As illustrated in the chart below, when at least 80% of cyclical groups show positive momentum, the S&P 500 has historically produced an annualized return of 17%, more than twice the return achieved when fewer groups participate.
The price momentum observed across cyclical industries from a breadth perspective lends weight to Jason's recent report, highlighting sector breakouts, indicating that both internal and external conditions continue to favor a broad market advance.

The cyclical sub-industry composite comprises 31 groups, covering autos, housing, travel, banking, construction, transportation, semiconductors, and several other industries.
Similar recoveries in long-term price momentum preceded positive returns
Each time the proportion of cyclical sub-industry groups with a positive one-year return swung from fewer than 20% to more than 80%, the world's most benchmarked index rallied over the following year in 86% of cases. Since 1941, the S&P 500 has posted gains every year, notching 22 consecutive advances, a remarkable winning streak.

Over the following year, the S&P 500 experienced declines of more than 10% on eight occasions, while it rose by more than 10% in 21 instances. The balance of outcomes was favorable, though not decisively so, consistent with the nature of recovery or continuation signals that are less timely than breadth thrusts.
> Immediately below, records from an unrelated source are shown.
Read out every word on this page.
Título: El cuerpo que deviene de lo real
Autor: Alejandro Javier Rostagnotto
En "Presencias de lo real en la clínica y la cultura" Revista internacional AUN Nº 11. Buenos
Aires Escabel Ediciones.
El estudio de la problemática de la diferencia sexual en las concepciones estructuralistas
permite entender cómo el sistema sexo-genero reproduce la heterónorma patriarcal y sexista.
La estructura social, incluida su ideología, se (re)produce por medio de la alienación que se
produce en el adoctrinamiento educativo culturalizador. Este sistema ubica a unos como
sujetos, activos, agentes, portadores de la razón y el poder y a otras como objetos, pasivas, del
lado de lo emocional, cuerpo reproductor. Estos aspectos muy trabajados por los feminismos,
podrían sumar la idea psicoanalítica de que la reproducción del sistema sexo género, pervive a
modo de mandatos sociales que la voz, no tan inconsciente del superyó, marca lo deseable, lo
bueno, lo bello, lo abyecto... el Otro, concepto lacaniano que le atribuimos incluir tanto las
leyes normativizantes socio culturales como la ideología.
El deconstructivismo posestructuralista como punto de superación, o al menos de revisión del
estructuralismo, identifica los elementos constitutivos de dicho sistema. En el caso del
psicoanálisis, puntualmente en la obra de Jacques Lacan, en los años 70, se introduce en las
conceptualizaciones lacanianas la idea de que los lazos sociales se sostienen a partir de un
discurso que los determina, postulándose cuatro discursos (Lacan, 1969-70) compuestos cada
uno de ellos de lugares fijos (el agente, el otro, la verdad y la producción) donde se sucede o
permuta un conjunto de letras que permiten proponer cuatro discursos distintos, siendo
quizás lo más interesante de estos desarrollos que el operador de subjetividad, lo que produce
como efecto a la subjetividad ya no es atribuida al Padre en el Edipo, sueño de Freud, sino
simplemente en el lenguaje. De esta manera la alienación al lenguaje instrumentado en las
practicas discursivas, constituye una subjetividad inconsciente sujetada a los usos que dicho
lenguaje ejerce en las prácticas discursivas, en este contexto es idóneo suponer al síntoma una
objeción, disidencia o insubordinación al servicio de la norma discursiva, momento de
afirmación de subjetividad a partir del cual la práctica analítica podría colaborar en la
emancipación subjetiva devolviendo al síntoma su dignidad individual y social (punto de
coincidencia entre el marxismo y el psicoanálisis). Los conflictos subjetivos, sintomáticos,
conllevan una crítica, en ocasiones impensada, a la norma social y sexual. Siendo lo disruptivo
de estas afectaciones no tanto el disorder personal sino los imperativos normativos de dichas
Cyclical sectors dominate the new highs list
As the S&P 500 notched its fourth record high in five sessions last Thursday, a notable skew in new highs among its constituents favored cyclical sectors, indicating broad participation from economically sensitive stocks, a hallmark of sustainable uptrends.

Relative trend breadth favors cyclical stocks
Cyclical sectors maintain a dominant presence among stocks trading near their relative highs across short-, medium-, and long-term horizons.

The TCTM Composite Confirmation Model ticks up
Following the latest alert, the TCTM Composite Confirmation Model signal count increased to 20%, which remains below the 50% threshold required to trigger a broad composite signal.

What the research tells us...
The percentage of cyclical sub-industry groups with a positive one-year return shifted from below 20% to over 80%, indicating an improvement in long-term price momentum in economically sensitive industries. Historically, similar momentum reversals have marked strong market environments, with the S&P 500 posting a positive return 100% of the time over the following year since 1941. This latest signal adds further credence to the bullish backdrop for equities, reinforcing the case for a durable uptrend. For now, dips should be bought, focusing on offense-oriented stocks and ETFs exhibiting bullish relative strength.